Literatura e cinema. Será que uma grande obra literária sobrevive à sua adaptação cinematográfica? Estava até com medo de assistir a On the road, só para não ter que pensar nestas questões, aliás, bem batidas. Livro é livro, filme é filme, e é inútil tentar comparar duas linguagens tão específicas e distintas entre si. Mas no caso de Jack Kerouac, não resisti à tentação da comparação.

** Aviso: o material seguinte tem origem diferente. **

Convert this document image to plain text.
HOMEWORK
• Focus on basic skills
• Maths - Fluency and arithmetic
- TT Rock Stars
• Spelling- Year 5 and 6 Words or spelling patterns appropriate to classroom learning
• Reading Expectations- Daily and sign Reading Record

Além de perder a forte sensação de "vida vivida" provocada pelo texto, meu maior receio antes de ver o filme era o de encontrar alguns de meus personagens literários favoritos mortos e esquartejados. Bom, Sal Paradise e Dean Moriarty até estão bem representados em sua versão cinematográfica, mas não são o Sal Paradise e o Dean Moriarty a quem contemplei, muito mais que libertários de tabus sociais, como verdadeiros espíritos livres, de uma liberdade de outra espécie, uma dimensão outra do que é ser livre.

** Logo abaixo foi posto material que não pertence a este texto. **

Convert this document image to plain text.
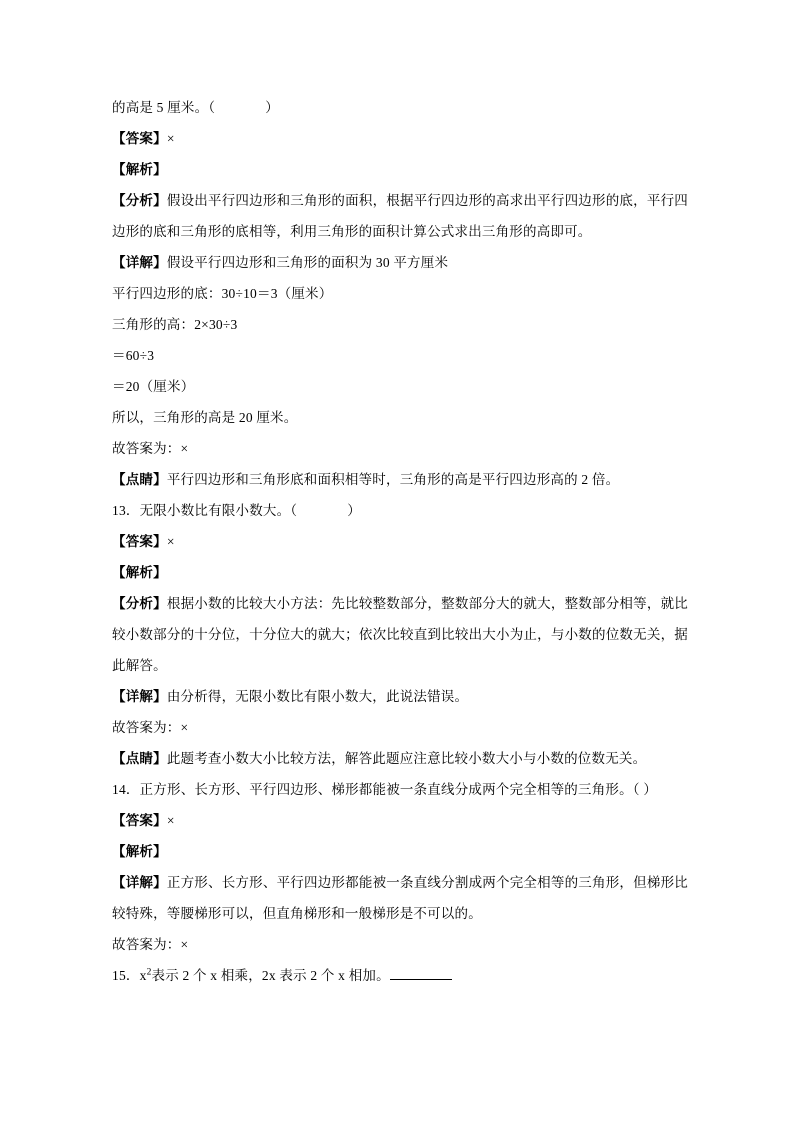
的高是 5 厘米。（              ）
【答案】×
【解析】
【分析】假设出平行四边形和三角形的面积，根据平行四边形的高求出平行四边形的底，平行四边形的底和三角形的底相等，利用三角形的面积计算公式求出三角形的高即可。
【详解】假设平行四边形和三角形的面积为 30 平方厘米
平行四边形的底：30÷10＝3（厘米）
三角形的高：2×30÷3
＝60÷3
＝20（厘米）
所以，三角形的高是 20 厘米。
故答案为：×
【点睛】平行四边形和三角形底和面积相等时，三角形的高是平行四边形高的 2 倍。
13．无限小数比有限小数大。（              ）
【答案】×
【解析】
【分析】根据小数的比较大小方法：先比较整数部分，整数部分大的就大，整数部分相等，就比较小数部分的十分位，十分位大的就大；依次比较直到比较出大小为止，与小数的位数无关，据此解答。
【详解】由分析得，无限小数比有限小数大，此说法错误。
故答案为：×
【点睛】此题考查小数大小比较方法，解答此题应注意比较小数大小与小数的位数无关。
14．正方形、长方形、平行四边形、梯形都能被一条直线分成两个完全相等的三角形。（ ）
【答案】×
【解析】
【详解】正方形、长方形、平行四边形都能被一条直线分割成两个完全相等的三角形，但梯形比较特殊，等腰梯形可以，但直角梯形和一般梯形是不可以的。
故答案为：×
15．$x^2$表示 2 个 x 相乘，2x 表示 2 个 x 相加。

Além da diferença - natural, por sinal - de representações mentais, quem ama o livro também corre o risco de esperar em vão pelas citações de algumas de suas passagens favoritas na narração em off. A delícia das palavras se perde...
A propósito da relação entre literatura e cinema, Gabriel García Márquez disse algo genial, em uma entrevista a Glauber Rocha:
"Um texto literário, de qualidade, é infilmável. Nada mais anticinematográfico que uma novela. Um filme baseado em roteiro não passa de uma ilustração, que pode ser bem feita, mas perderá sempre uma certa dimensão. Um poema é muito mais perto de um filme. Se eu fosse cineasta filmaria como se escrevesse um poema, inventando imagens."
Cinema e literatura. Talvez também seja válido o questionamento na direção oposta do fluxo entre as duas artes. Será que o filme, por si só, é capaz de criar o entusiasmo pela obra de Kerouac e levar os espectadores que não a conhecem a procurar e explorar seus livros? No caso de On the road, tenho minhas dúvidas...
Discussões batidas à parte, fica a dica. Do filme. E principalmente do livro.
"Amarguras, recriminações, conselhos, moralidade, tristeza - tudo lhe pesava nas costas, enquanto à sua frente se descortinava a alegria esfarrapada e extasiante de simplesmente ser."